Over the three years it took for St. Raphael’s to get back into its worship space – the last storm-damaged church in the diocese to do so – Rowe has seen a change in who calls the area home. For decades, it had been filled with people who lived there seasonally or were primarily working-class, full-time residents in smaller homes along the beach.
But Ian damaged some properties beyond restoration, and others were swept away entirely in the tidal surge, further reducing the number of homes available.
New structures must also comply with the increased costs of hurricane mitigation building codes. “Florida is very good at dealing with hurricanes,” Rowe said. “By and large, wind does not cause all that much damage. But it’s water surge… that damages most buildings. It destroys the interiors.”
Houses in the area now must be built with their living spaces 12-to-15 feet off the ground, with walls that collapse easily so floodwater can rush through the structure.
Together, all these factors mean that lots are now selling for upwards of a million dollars, he said.

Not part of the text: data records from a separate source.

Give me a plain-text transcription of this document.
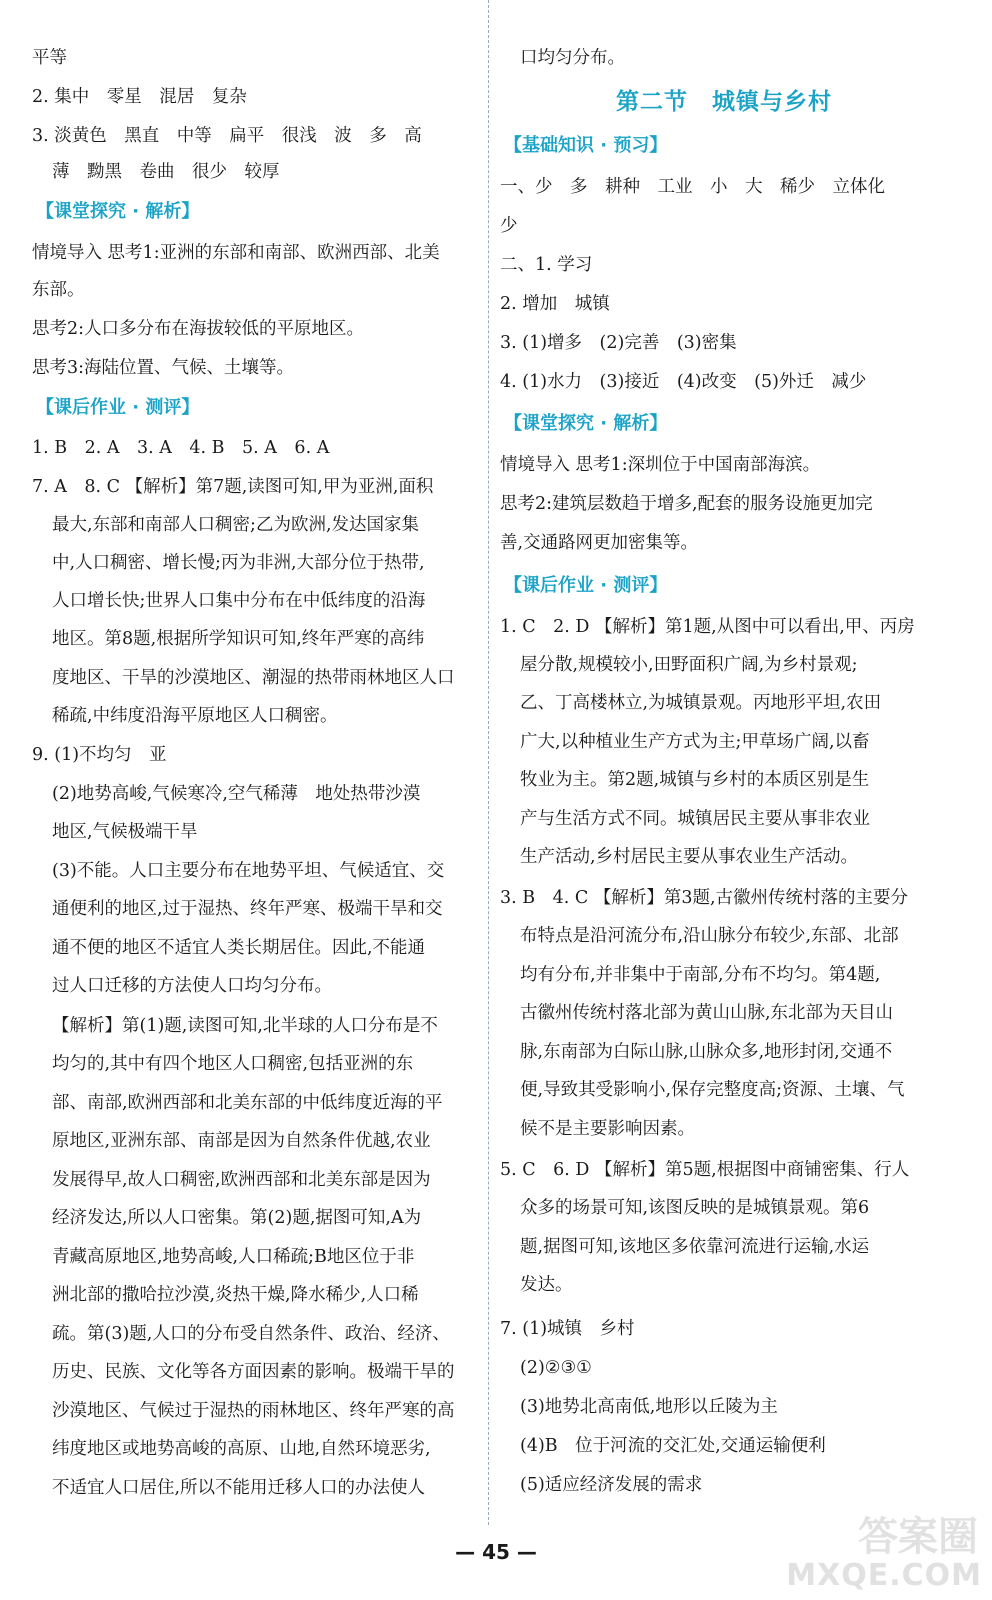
平等
2. 集中　零星　混居　复杂
3. 淡黄色　黑直　中等　扁平　很浅　波　多　高
薄　黝黑　卷曲　很少　较厚
情境导入 思考1:亚洲的东部和南部、欧洲西部、北美
东部。
思考2:人口多分布在海拔较低的平原地区。
思考3:海陆位置、气候、土壤等。
1. B　2. A　3. A　4. B　5. A　6. A
7. A　8. C 【解析】第7题,读图可知,甲为亚洲,面积
最大,东部和南部人口稠密;乙为欧洲,发达国家集
中,人口稠密、增长慢;丙为非洲,大部分位于热带,
人口增长快;世界人口集中分布在中低纬度的沿海
地区。第8题,根据所学知识可知,终年严寒的高纬
度地区、干旱的沙漠地区、潮湿的热带雨林地区人口
稀疏,中纬度沿海平原地区人口稠密。
9. (1)不均匀　亚
(2)地势高峻,气候寒冷,空气稀薄　地处热带沙漠
地区,气候极端干旱
(3)不能。人口主要分布在地势平坦、气候适宜、交
通便利的地区,过于湿热、终年严寒、极端干旱和交
通不便的地区不适宜人类长期居住。因此,不能通
过人口迁移的方法使人口均匀分布。
【解析】第(1)题,读图可知,北半球的人口分布是不
均匀的,其中有四个地区人口稠密,包括亚洲的东
部、南部,欧洲西部和北美东部的中低纬度近海的平
原地区,亚洲东部、南部是因为自然条件优越,农业
发展得早,故人口稠密,欧洲西部和北美东部是因为
经济发达,所以人口密集。第(2)题,据图可知,A为
青藏高原地区,地势高峻,人口稀疏;B地区位于非
洲北部的撒哈拉沙漠,炎热干燥,降水稀少,人口稀
疏。第(3)题,人口的分布受自然条件、政治、经济、
历史、民族、文化等各方面因素的影响。极端干旱的
沙漠地区、气候过于湿热的雨林地区、终年严寒的高
纬度地区或地势高峻的高原、山地,自然环境恶劣,
不适宜人口居住,所以不能用迁移人口的办法使人
【课堂探究 · 解析】
【课后作业 · 测评】
第二节　城镇与乡村
口均匀分布。
一、少　多　耕种　工业　小　大　稀少　立体化
少
二、1. 学习
2. 增加　城镇
3. (1)增多　(2)完善　(3)密集
4. (1)水力　(3)接近　(4)改变　(5)外迁　减少
情境导入 思考1:深圳位于中国南部海滨。
思考2:建筑层数趋于增多,配套的服务设施更加完
善,交通路网更加密集等。
1. C　2. D 【解析】第1题,从图中可以看出,甲、丙房
屋分散,规模较小,田野面积广阔,为乡村景观;
乙、丁高楼林立,为城镇景观。丙地形平坦,农田
广大,以种植业生产方式为主;甲草场广阔,以畜
牧业为主。第2题,城镇与乡村的本质区别是生
产与生活方式不同。城镇居民主要从事非农业
生产活动,乡村居民主要从事农业生产活动。
3. B　4. C 【解析】第3题,古徽州传统村落的主要分
布特点是沿河流分布,沿山脉分布较少,东部、北部
均有分布,并非集中于南部,分布不均匀。第4题,
古徽州传统村落北部为黄山山脉,东北部为天目山
脉,东南部为白际山脉,山脉众多,地形封闭,交通不
便,导致其受影响小,保存完整度高;资源、土壤、气
候不是主要影响因素。
5. C　6. D 【解析】第5题,根据图中商铺密集、行人
众多的场景可知,该图反映的是城镇景观。第6
题,据图可知,该地区多依靠河流进行运输,水运
发达。
7. (1)城镇　乡村
(2)②③①
(3)地势北高南低,地形以丘陵为主
(4)B　位于河流的交汇处,交通运输便利
(5)适应经济发展的需求
【基础知识 · 预习】
【课堂探究 · 解析】
【课后作业 · 测评】
— 45 —	答案圈
MXQE.COM
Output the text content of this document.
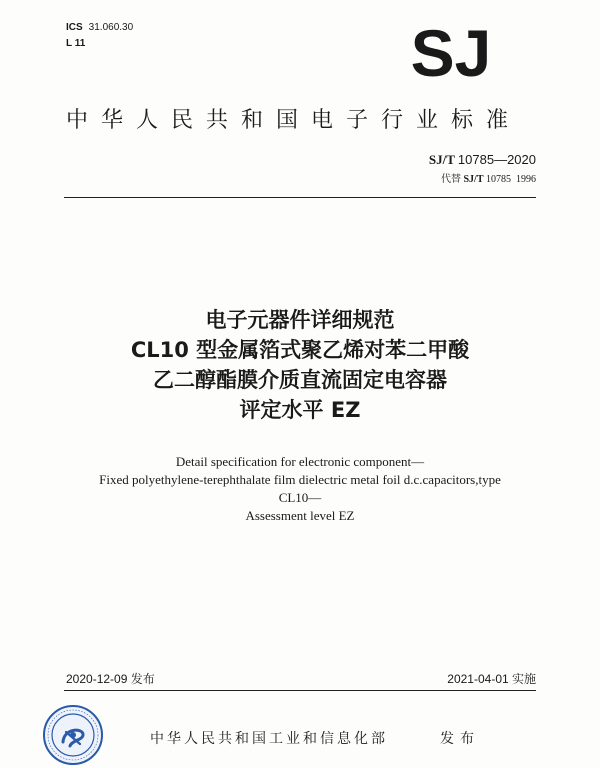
ICS 31.060.30
L 11	SJ
中华人民共和国电子行业标准
SJ/T 10785—2020
代替 SJ/T 10785 1996
电子元器件详细规范
CL10 型金属箔式聚乙烯对苯二甲酸
乙二醇酯膜介质直流固定电容器
评定水平 EZ
Detail specification for electronic component—
Fixed polyethylene-terephthalate film dielectric metal foil d.c.capacitors,type
CL10—
Assessment level EZ
2020-12-09 发布	2021-04-01 实施
中华人民共和国工业和信息化部	发布
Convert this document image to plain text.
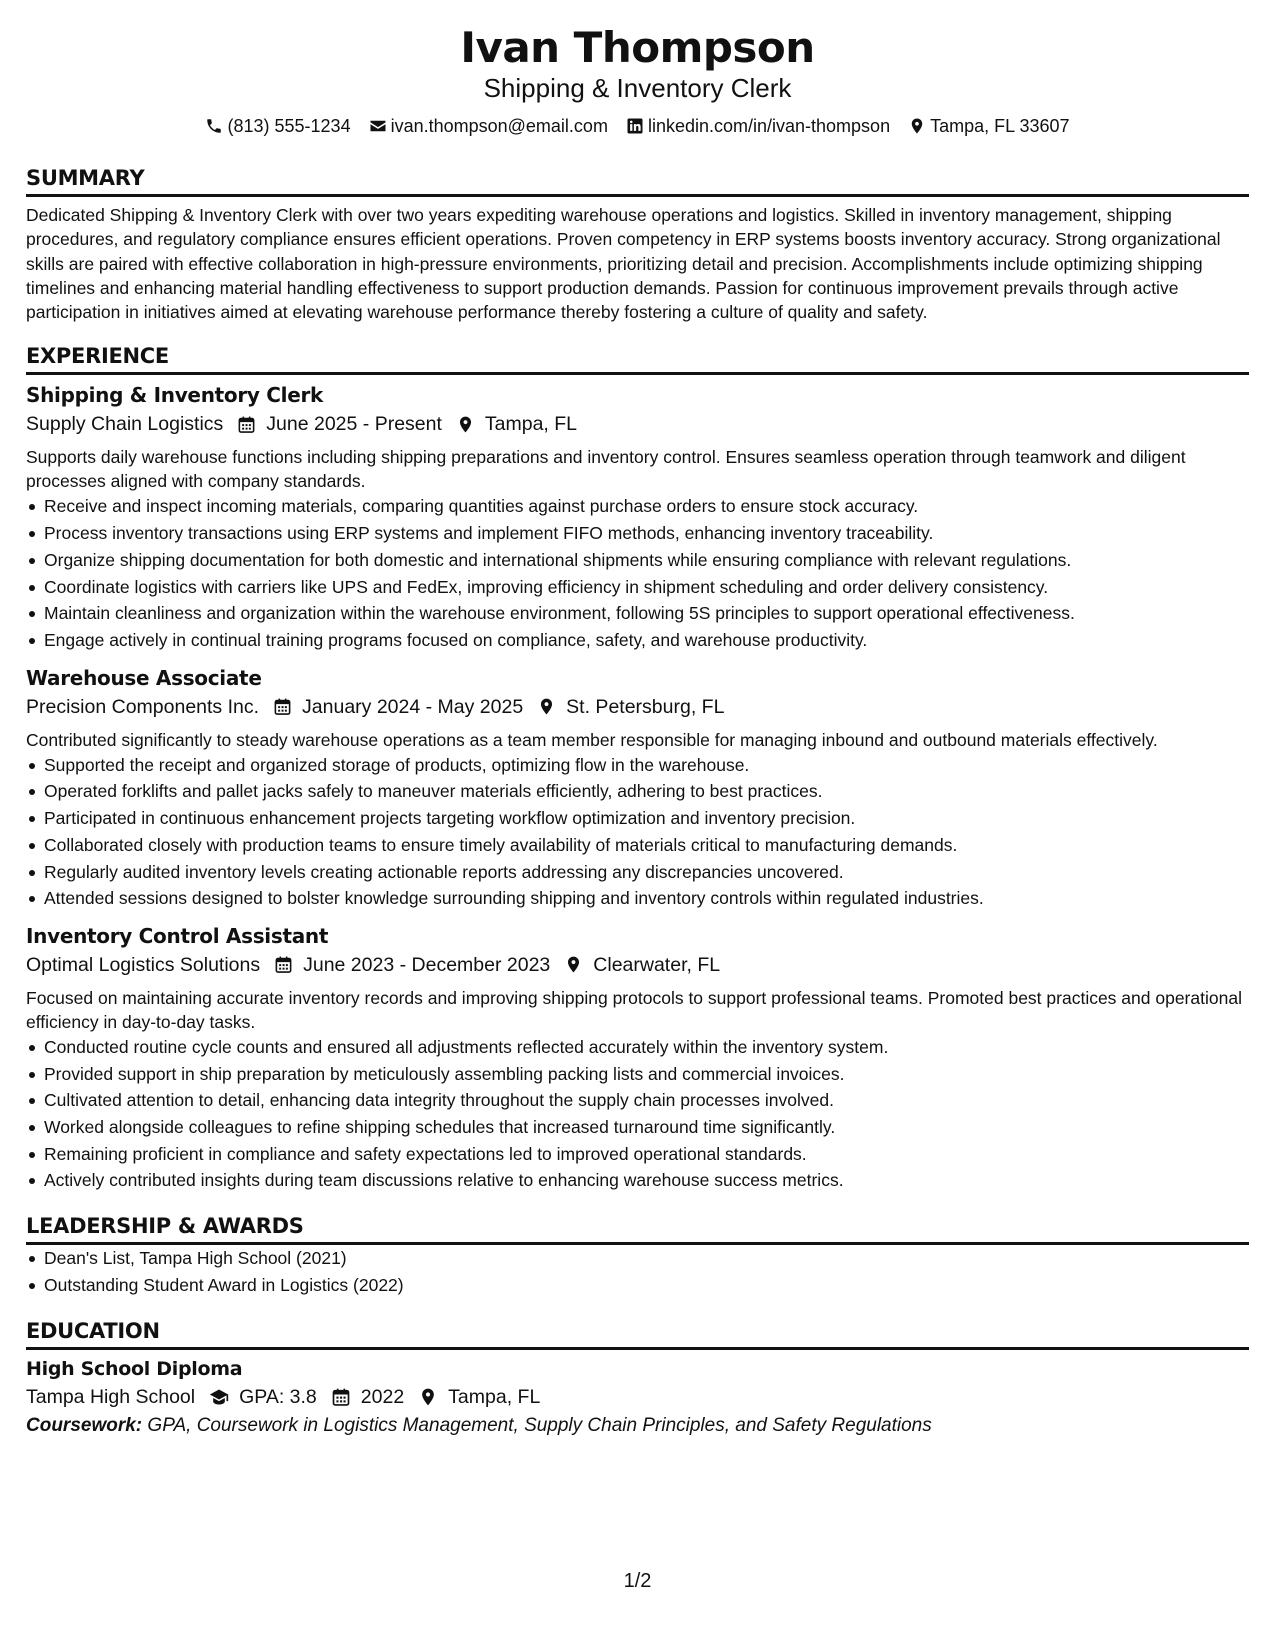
Ivan Thompson
Shipping & Inventory Clerk
(813) 555-1234 ivan.thompson@email.com linkedin.com/in/ivan-thompson Tampa, FL 33607
SUMMARY

Dedicated Shipping & Inventory Clerk with over two years expediting warehouse operations and logistics. Skilled in inventory management, shipping procedures, and regulatory compliance ensures efficient operations. Proven competency in ERP systems boosts inventory accuracy. Strong organizational skills are paired with effective collaboration in high-pressure environments, prioritizing detail and precision. Accomplishments include optimizing shipping timelines and enhancing material handling effectiveness to support production demands. Passion for continuous improvement prevails through active participation in initiatives aimed at elevating warehouse performance thereby fostering a culture of quality and safety.

EXPERIENCE
Shipping & Inventory Clerk
Supply Chain Logistics June 2025 - Present Tampa, FL

Supports daily warehouse functions including shipping preparations and inventory control. Ensures seamless operation through teamwork and diligent processes aligned with company standards.

Receive and inspect incoming materials, comparing quantities against purchase orders to ensure stock accuracy.
Process inventory transactions using ERP systems and implement FIFO methods, enhancing inventory traceability.
Organize shipping documentation for both domestic and international shipments while ensuring compliance with relevant regulations.
Coordinate logistics with carriers like UPS and FedEx, improving efficiency in shipment scheduling and order delivery consistency.
Maintain cleanliness and organization within the warehouse environment, following 5S principles to support operational effectiveness.
Engage actively in continual training programs focused on compliance, safety, and warehouse productivity.
Warehouse Associate
Precision Components Inc. January 2024 - May 2025 St. Petersburg, FL

Contributed significantly to steady warehouse operations as a team member responsible for managing inbound and outbound materials effectively.

Supported the receipt and organized storage of products, optimizing flow in the warehouse.
Operated forklifts and pallet jacks safely to maneuver materials efficiently, adhering to best practices.
Participated in continuous enhancement projects targeting workflow optimization and inventory precision.
Collaborated closely with production teams to ensure timely availability of materials critical to manufacturing demands.
Regularly audited inventory levels creating actionable reports addressing any discrepancies uncovered.
Attended sessions designed to bolster knowledge surrounding shipping and inventory controls within regulated industries.
Inventory Control Assistant
Optimal Logistics Solutions June 2023 - December 2023 Clearwater, FL

Focused on maintaining accurate inventory records and improving shipping protocols to support professional teams. Promoted best practices and operational efficiency in day-to-day tasks.

Conducted routine cycle counts and ensured all adjustments reflected accurately within the inventory system.
Provided support in ship preparation by meticulously assembling packing lists and commercial invoices.
Cultivated attention to detail, enhancing data integrity throughout the supply chain processes involved.
Worked alongside colleagues to refine shipping schedules that increased turnaround time significantly.
Remaining proficient in compliance and safety expectations led to improved operational standards.
Actively contributed insights during team discussions relative to enhancing warehouse success metrics.
LEADERSHIP & AWARDS
Dean's List, Tampa High School (2021)
Outstanding Student Award in Logistics (2022)
EDUCATION
High School Diploma
Tampa High School GPA: 3.8 2022 Tampa, FL
Coursework: GPA, Coursework in Logistics Management, Supply Chain Principles, and Safety Regulations
1/2
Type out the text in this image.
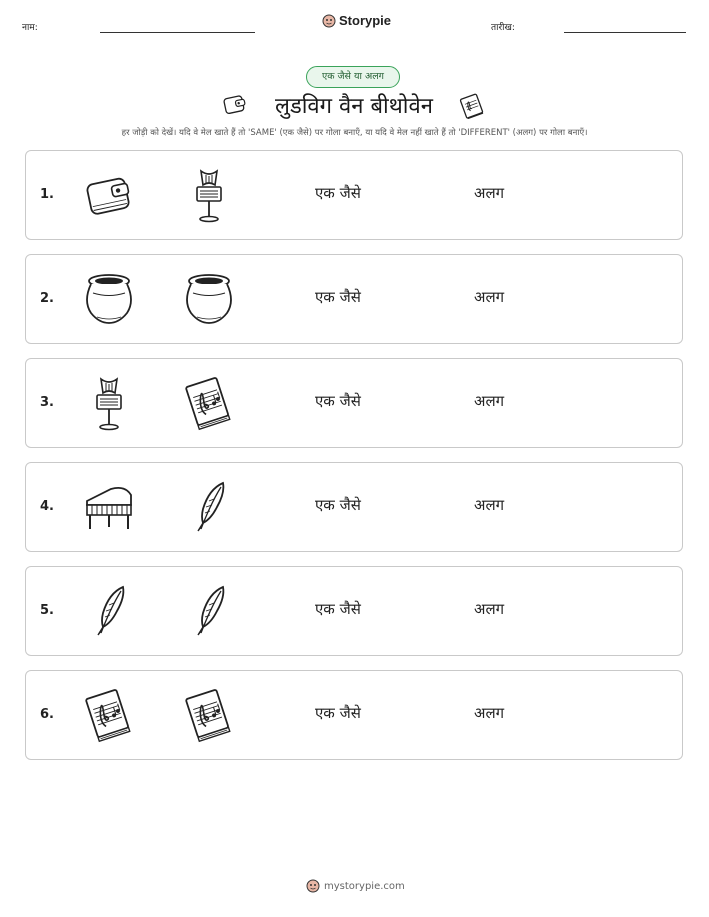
नाम:	Storypie	तारीख:
एक जैसे या अलग
लुडविग वैन बीथोवेन
हर जोड़ी को देखें। यदि वे मेल खाते हैं तो 'SAME' (एक जैसे) पर गोला बनाएँ, या यदि वे मेल नहीं खाते हैं तो 'DIFFERENT' (अलग) पर गोला बनाएँ।
1.	एक जैसे	अलग
2.	एक जैसे	अलग
3.	एक जैसे	अलग
4.	एक जैसे	अलग
5.	एक जैसे	अलग
6.	एक जैसे	अलग
mystorypie.com
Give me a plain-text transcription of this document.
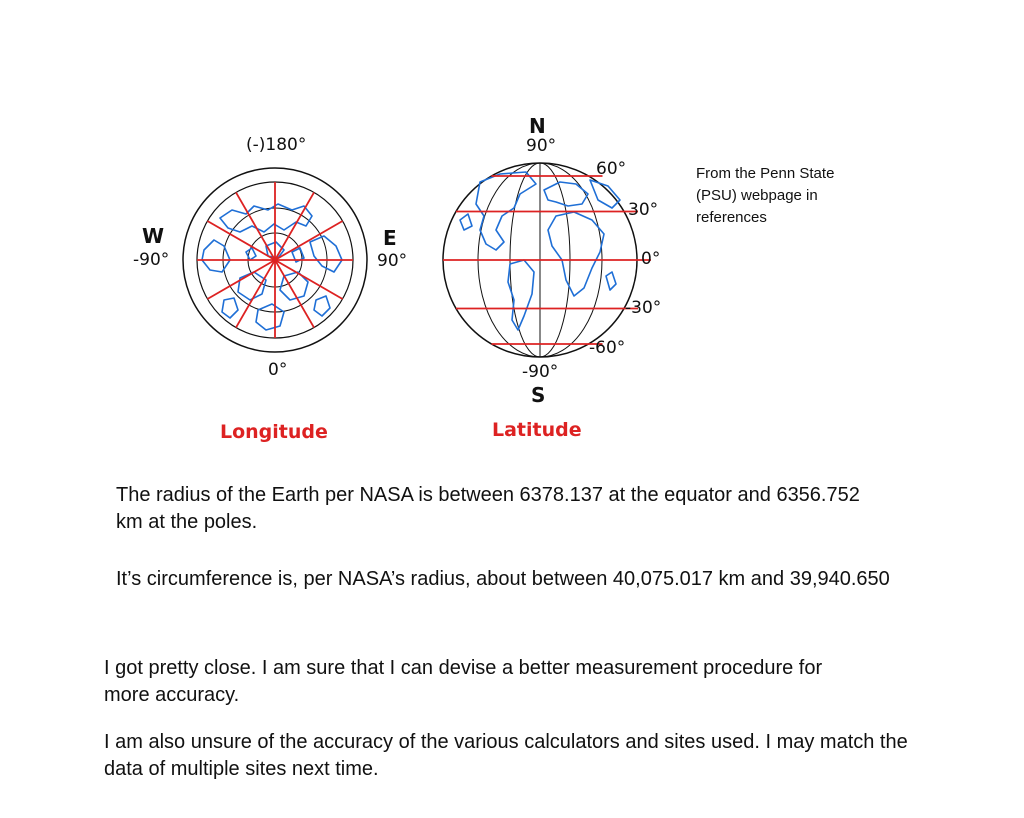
(-)180°
0°
W
-90°
E
90°
Longitude
N
90°
60°
30°
0°
-30°
-60°
-90°
S
Latitude
From the Penn State (PSU) webpage in references
The radius of the Earth per NASA is between 6378.137 at the equator and 6356.752 km at the poles.
It’s circumference is, per NASA’s radius, about between 40,075.017 km and 39,940.650
I got pretty close. I am sure that I can devise a better measurement procedure for more accuracy.
I am also unsure of the accuracy of the various calculators and sites used. I may match the data of multiple sites next time.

For many people who lost their homes entirely, the cost to rebuild often is more than they can absorb, so it’s now folks with money who are moving in, which he called “a noticeable shift we’re all seeing.”
For the diocese, Scharf said that despite the destruction wrought by the three hurricanes, efforts to aid parish recovery helped people see the church’s mission anew.
“It set a certain trajectory in terms of focus and unifying the diocese around partnership, and recognizing that common mission is what unites us, especially in times of crisis,” he said. “Our whole mission is ‘equipping’ and ‘empowering,’ and our vision is around ‘partnership’ and ‘oneness,’ and we actually got to live that out in some meaningful ways.”
— Melodie Woerman is an Episcopal News Service freelance reporter based in Kansas.